Arrests require evidence
Security services are going on this assumption as well with the Tunisian-born Anis Amri, whose asylum request had been denied. Six months of observation concluded he posed no danger to the state. The investigation was therefore ended, but how long it was conducted for shows it was anything but casually handled. In light of the Berlin attack, it is of course tragic Amri could not be arrested due to lack of evidence, but no one can be detained or convicted without it.
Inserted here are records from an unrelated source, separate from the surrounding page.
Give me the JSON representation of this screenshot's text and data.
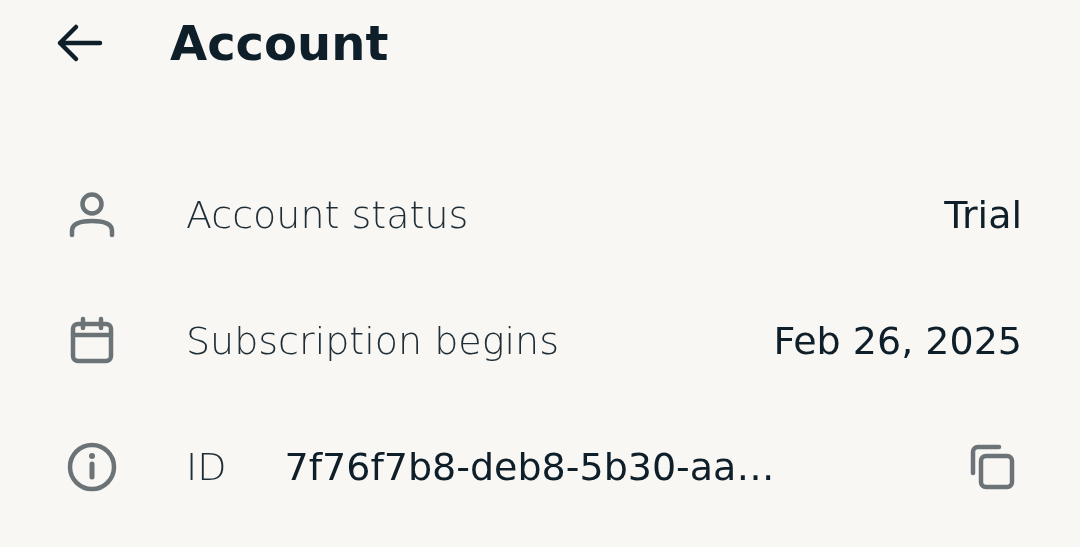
{
  "header": {
    "title": "Account"
  },
  "rows": [
    {
      "kind": "person",
      "label": "Account status",
      "value": "Trial"
    },
    {
      "kind": "calendar",
      "label": "Subscription begins",
      "value": "Feb 26, 2025"
    },
    {
      "kind": "id",
      "label": "ID",
      "value": "7f76f7b8-deb8-5b30-aa…"
    }
  ]
}
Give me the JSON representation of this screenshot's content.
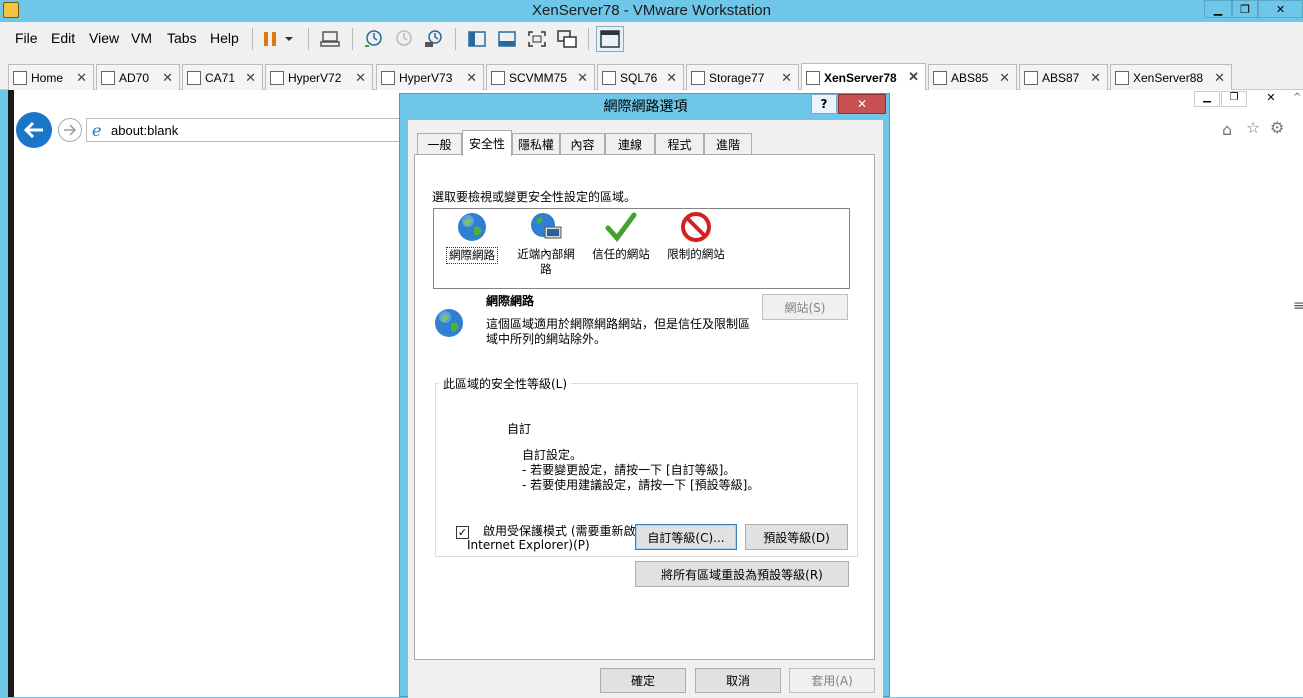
{
  "window": {
    "title": "XenServer78 - VMware Workstation",
    "minimize": "▁",
    "restore": "❐",
    "close": "✕"
  },
  "menu": {
    "file": "File",
    "edit": "Edit",
    "view": "View",
    "vm": "VM",
    "tabs": "Tabs",
    "help": "Help"
  },
  "vm_tabs": [
    {
      "label": "Home"
    },
    {
      "label": "AD70"
    },
    {
      "label": "CA71"
    },
    {
      "label": "HyperV72"
    },
    {
      "label": "HyperV73"
    },
    {
      "label": "SCVMM75"
    },
    {
      "label": "SQL76"
    },
    {
      "label": "Storage77"
    },
    {
      "label": "XenServer78"
    },
    {
      "label": "ABS85"
    },
    {
      "label": "ABS87"
    },
    {
      "label": "XenServer88"
    }
  ],
  "active_tab": "XenServer78",
  "browser": {
    "address": "about:blank",
    "guest_min": "▁",
    "guest_restore": "❐",
    "guest_close": "✕"
  },
  "dialog": {
    "title": "網際網路選項",
    "help": "?",
    "close": "✕",
    "tabs": [
      "一般",
      "安全性",
      "隱私權",
      "內容",
      "連線",
      "程式",
      "進階"
    ],
    "selected_tab": "安全性",
    "zone_prompt": "選取要檢視或變更安全性設定的區域。",
    "zones": [
      {
        "label": "網際網路",
        "icon": "globe-icon"
      },
      {
        "label": "近端內部網路",
        "icon": "intranet-icon"
      },
      {
        "label": "信任的網站",
        "icon": "check-icon"
      },
      {
        "label": "限制的網站",
        "icon": "restricted-icon"
      }
    ],
    "selected_zone": "網際網路",
    "zone_desc_title": "網際網路",
    "zone_desc_line1": "這個區域適用於網際網路網站，但是信任及限制區",
    "zone_desc_line2": "域中所列的網站除外。",
    "sites_button": "網站(S)",
    "level_group_label": "此區域的安全性等級(L)",
    "level_name": "自訂",
    "level_desc1": "自訂設定。",
    "level_desc2": "- 若要變更設定，請按一下 [自訂等級]。",
    "level_desc3": "- 若要使用建議設定，請按一下 [預設等級]。",
    "protected_mode_line1": "啟用受保護模式 (需要重新啟動",
    "protected_mode_line2": "Internet Explorer)(P)",
    "protected_mode_checked": true,
    "custom_level_button": "自訂等級(C)...",
    "default_level_button": "預設等級(D)",
    "reset_all_button": "將所有區域重設為預設等級(R)",
    "ok_button": "確定",
    "cancel_button": "取消",
    "apply_button": "套用(A)"
  },
  "colors": {
    "titlebar": "#6ec6e8",
    "close_red": "#c75050",
    "ie_blue": "#1b75c9"
  }
}
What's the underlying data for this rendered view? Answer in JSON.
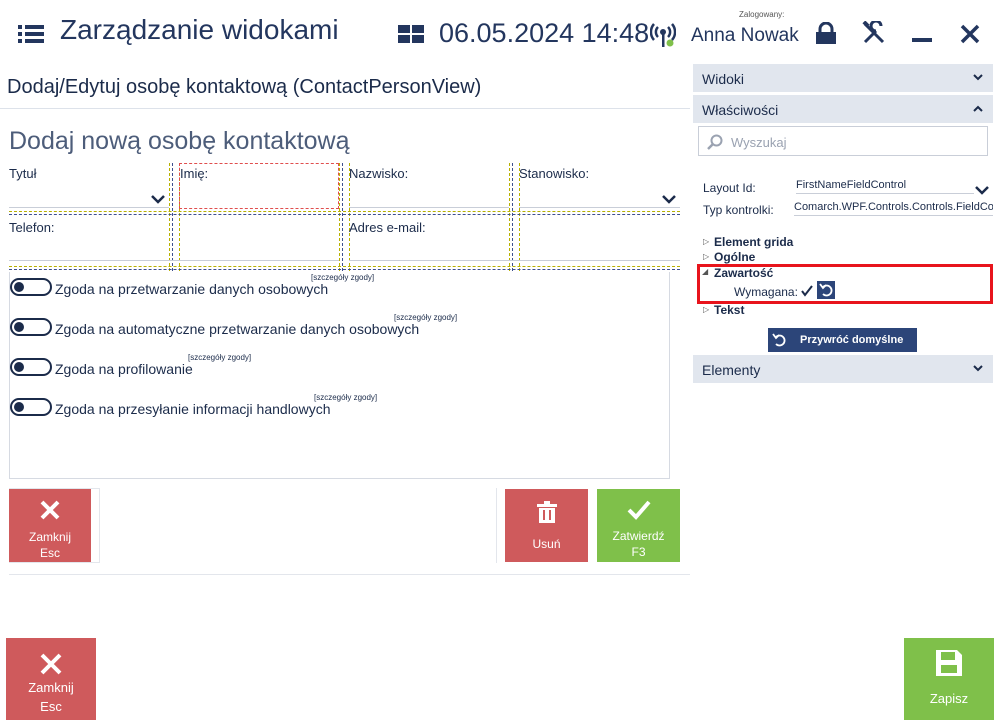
{
  "header": {
    "title": "Zarządzanie widokami",
    "datetime": "06.05.2024 14:48",
    "logged_label": "Zalogowany:",
    "user": "Anna Nowak"
  },
  "view_title": "Dodaj/Edytuj osobę kontaktową (ContactPersonView)",
  "form": {
    "heading": "Dodaj nową osobę kontaktową",
    "fields": {
      "title": "Tytuł",
      "first_name": "Imię:",
      "last_name": "Nazwisko:",
      "position": "Stanowisko:",
      "phone": "Telefon:",
      "email": "Adres e-mail:"
    },
    "consents": [
      {
        "label": "Zgoda na przetwarzanie danych osobowych",
        "details": "[szczegóły zgody]"
      },
      {
        "label": "Zgoda na automatyczne przetwarzanie danych osobowych",
        "details": "[szczegóły zgody]"
      },
      {
        "label": "Zgoda na profilowanie",
        "details": "[szczegóły zgody]"
      },
      {
        "label": "Zgoda na przesyłanie informacji handlowych",
        "details": "[szczegóły zgody]"
      }
    ],
    "buttons": {
      "close_label": "Zamknij",
      "close_shortcut": "Esc",
      "delete_label": "Usuń",
      "confirm_label": "Zatwierdź",
      "confirm_shortcut": "F3"
    }
  },
  "footer": {
    "close_label": "Zamknij",
    "close_shortcut": "Esc",
    "save_label": "Zapisz"
  },
  "right_panel": {
    "views_label": "Widoki",
    "properties_label": "Właściwości",
    "search_placeholder": "Wyszukaj",
    "layout_id_label": "Layout Id:",
    "layout_id_value": "FirstNameFieldControl",
    "control_type_label": "Typ kontrolki:",
    "control_type_value": "Comarch.WPF.Controls.Controls.FieldControl",
    "tree": {
      "grid_element": "Element grida",
      "general": "Ogólne",
      "content": "Zawartość",
      "required_label": "Wymagana:",
      "text": "Tekst"
    },
    "restore_defaults": "Przywróć domyślne",
    "elements_label": "Elementy"
  },
  "colors": {
    "accent_navy": "#23365e",
    "red_tile": "#cf5a5c",
    "green_tile": "#7fc04a",
    "highlight_red": "#e8141c",
    "panel_header": "#e1e6ee"
  }
}
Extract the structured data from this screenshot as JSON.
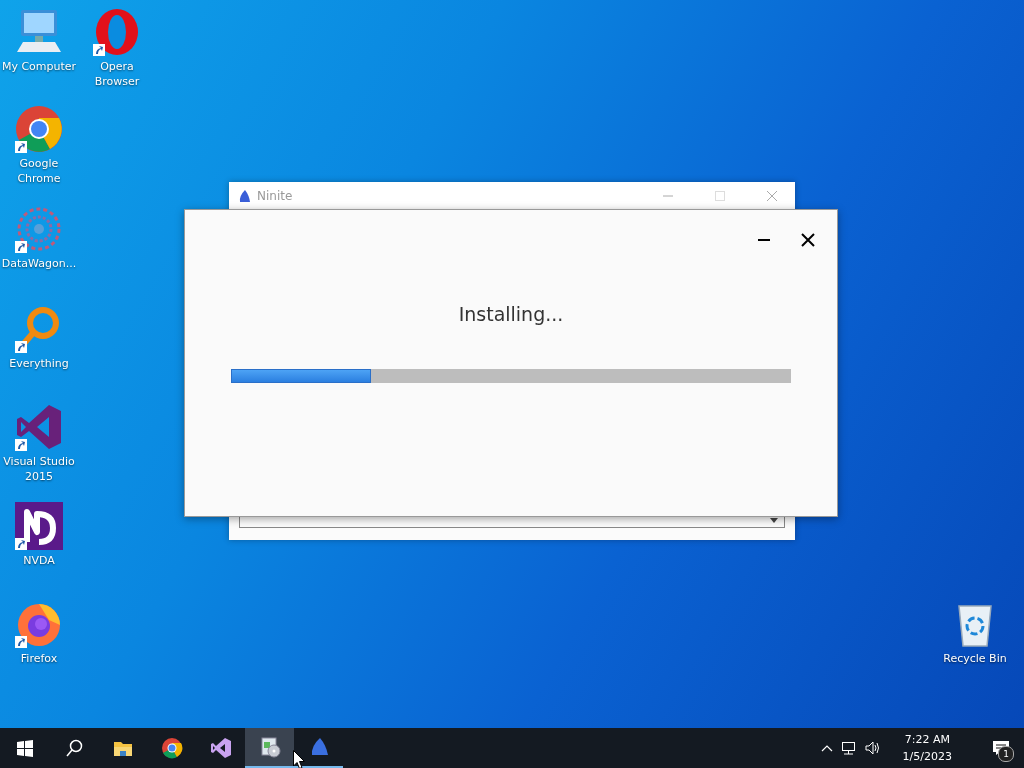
{
  "desktop_icons": [
    {
      "label": "My Computer",
      "kind": "computer",
      "shortcut": false
    },
    {
      "label": "Opera Browser",
      "kind": "opera",
      "shortcut": true
    },
    {
      "label": "Google Chrome",
      "kind": "chrome",
      "shortcut": true
    },
    {
      "label": "DataWagon...",
      "kind": "datawagon",
      "shortcut": true
    },
    {
      "label": "Everything",
      "kind": "everything",
      "shortcut": true
    },
    {
      "label": "Visual Studio 2015",
      "kind": "visualstudio",
      "shortcut": true
    },
    {
      "label": "NVDA",
      "kind": "nvda",
      "shortcut": true
    },
    {
      "label": "Firefox",
      "kind": "firefox",
      "shortcut": true
    },
    {
      "label": "Recycle Bin",
      "kind": "recyclebin",
      "shortcut": false
    }
  ],
  "background_window": {
    "title": "Ninite"
  },
  "dialog": {
    "status": "Installing...",
    "progress": {
      "level": 0.25
    }
  },
  "taskbar": {
    "items": [
      {
        "kind": "start",
        "running": false,
        "selected": false
      },
      {
        "kind": "search",
        "running": false,
        "selected": false
      },
      {
        "kind": "explorer",
        "running": false,
        "selected": false
      },
      {
        "kind": "chrome",
        "running": false,
        "selected": false
      },
      {
        "kind": "visualstudio",
        "running": false,
        "selected": false
      },
      {
        "kind": "installer",
        "running": true,
        "selected": true
      },
      {
        "kind": "ninite",
        "running": true,
        "selected": false
      }
    ],
    "tray": {
      "time": "7:22 AM",
      "date": "1/5/2023",
      "notifications": "1"
    }
  }
}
That value stands at the core of rule of law and must be adhered to without exception. Any deviation would be an additional victory for terrorism over freedom and human dignity. Terrorists, at least for now, have succeeded in instilling fear in open society. Germany should not do these perverse, hate-filled criminals the favor of labelling their own security services as a security risk. Mistakes must be recognized and rectified, however blanket criticism is irresponsible and populist.
State of emergency
How else should Anis Amri have been stopped from carrying out his alleged attack? Open-ended detention without charge would put Germany into a state of emergency such as the one France has been under since the attacks in Paris in 2015. The deadly truck attack in Nice happened anyway - clearly, a macabre model for Monday's Christmas market attack in Berlin.
Unfortunately, such attacks can be expected anytime. Security services count the number of threats in the hundreds. It would be impossible to monitor them all around the clock, and only the highest profile ones can be. It may sound paradoxical given the tense mood at the moment, but Anis Amri is a good example of effective policing.
Not enough evidence
Amri had been on the radar. As far as we know, his disappearance was not the result of failure, but lack of evidence. Only if the current investigation reveals otherwise can we then question the competency of Germany's security services.